Walking through the betta section of a pet shop you may notice a thick white foam spread across the water’s surface of the fish cups. Or perhaps you’ve seen it in your own tank, a lining of bubbles and white. This is a bubble nest and it is created by your Betta fish. The seasoned betta keeper knows that these nests are created by a mixture of fish saliva and a gulp of air, sticking the bubbles together in a still water area selected by their fish. Although more common with males, female Betta splendens have been known to make bubble nests as well. They are defensive of their hard work and may even attack you or flare to keep you away. Yet, as common as these nests are there are still many misconceptions of them.
Some people believe that the thicker, longer, and larger the bubble nest the happier the Betta fish. This idea tends to go hand-in-hand as evidence of health. Stores may even defend the poor quality of their fish set-ups by referring to the bubble nests their bettas create as a sign of the fish’s well-being and enjoyment of a small, dirty, space.
Bubble nests are not a sign of happiness. They do not mean a fish is healthy, either. They are made only out of instinct. Size and shape of bubble nests change depending on the individual fish. Some nests are thick and distinctly white while others are long and clear looking. The only reason fish have instincts to create bubble nests is because of their need to breed. Even sickly fish will prepare in case a mate comes along. The bubbles are used to house fertilized eggs until they are ready to hatch.
Not all Betta fish species create bubble nests, though. Species that do not create bubble nests are mouth-brooders, meaning that they hatch fry—the name for their babies—from their mouths rather than creating a nest for their eggs. In fact, of the currently 73 identified Betta fish species only 18 are bubble nesters and a few within that group may occasionally mouth-brood in certain circumstances. Betta splendens, the species most people find in stores and refer to only as bettas, are surface bubble nesters but some other species, such as Betta livida are submerged bubble nesters. The conditions for each Betta fish to create bubble nests vary, depending on the species and individual fish. For example, some Betta splendens will not make a bubble nest outside of breeding conditions and some may not make one at all.

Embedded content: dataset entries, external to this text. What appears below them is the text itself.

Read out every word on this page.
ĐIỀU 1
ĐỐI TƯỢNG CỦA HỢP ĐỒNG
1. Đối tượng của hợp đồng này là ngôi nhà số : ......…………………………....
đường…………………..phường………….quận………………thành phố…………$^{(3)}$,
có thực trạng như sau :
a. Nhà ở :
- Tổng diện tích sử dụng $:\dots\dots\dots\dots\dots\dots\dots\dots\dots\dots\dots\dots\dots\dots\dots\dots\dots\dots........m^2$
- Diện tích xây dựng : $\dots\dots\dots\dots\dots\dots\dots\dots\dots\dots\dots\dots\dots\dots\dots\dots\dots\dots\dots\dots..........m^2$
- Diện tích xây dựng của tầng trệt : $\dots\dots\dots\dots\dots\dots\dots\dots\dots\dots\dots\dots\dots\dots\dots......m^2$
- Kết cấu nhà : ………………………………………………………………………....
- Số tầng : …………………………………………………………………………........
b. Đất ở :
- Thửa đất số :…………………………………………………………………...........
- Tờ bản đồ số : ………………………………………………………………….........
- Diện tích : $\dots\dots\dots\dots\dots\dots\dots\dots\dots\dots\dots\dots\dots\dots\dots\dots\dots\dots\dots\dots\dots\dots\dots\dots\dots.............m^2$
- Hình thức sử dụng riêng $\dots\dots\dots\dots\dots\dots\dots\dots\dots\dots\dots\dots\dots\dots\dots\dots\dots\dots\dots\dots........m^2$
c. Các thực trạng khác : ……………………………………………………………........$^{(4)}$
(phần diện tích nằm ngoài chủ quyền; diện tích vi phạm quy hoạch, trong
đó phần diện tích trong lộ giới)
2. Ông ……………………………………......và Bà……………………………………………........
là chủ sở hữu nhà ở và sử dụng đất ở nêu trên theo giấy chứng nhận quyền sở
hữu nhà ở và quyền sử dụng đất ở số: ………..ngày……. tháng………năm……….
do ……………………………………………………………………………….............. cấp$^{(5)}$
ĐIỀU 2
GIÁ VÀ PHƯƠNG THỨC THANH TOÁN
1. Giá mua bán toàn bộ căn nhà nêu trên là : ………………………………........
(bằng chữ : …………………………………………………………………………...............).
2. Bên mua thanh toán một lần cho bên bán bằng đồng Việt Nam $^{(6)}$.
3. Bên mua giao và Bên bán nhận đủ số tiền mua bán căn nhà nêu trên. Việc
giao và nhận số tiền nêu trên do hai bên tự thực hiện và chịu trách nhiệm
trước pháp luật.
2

It is important to remember that just because a fish is building a bubble nest it does not mean that fish is lonely or need of a mate. Breeding fish is a fun hobby but it is a hobby with serious responsibility attached. Betta fish can easily lay 500 or more eggs, each of which has a potential to grow into an adult fish. Unless you are interested keeping or finding homes for so many individual fish, while keeping all males separate from all females, it is not a good idea to even attempt to breed bettas. Breeding is difficult and beginners have uncertain luck at success, so getting into that part of the betta keeping hobby should be a choice made after much research, an established high budget, and all equipment is purchased—not after seeing a bubble nest. Bubble nests are not a reason to get your pet a mate
There are owners who feel guilt in destroying a bubble nest. Their fish did work hard to create it and is rather protective of it, after all. But in order to change water and maintain high quality living conditions for your fish, bubble nests will be destroyed with a water change and that’s okay! Your fish will make a new one if it desires. It will feel no sadness in its loss. Keeping a healthy aquarium is more important than keeping a bubble nest, even if it is an impressive looking one.
No bubble nest is not a sign of poor water conditions, unhappiness, or age any more than the creation of a bubble nest is. While they may be fun to look at and exciting to see built, these foamy white clusters are by no means a reflection on your achievement with your fish.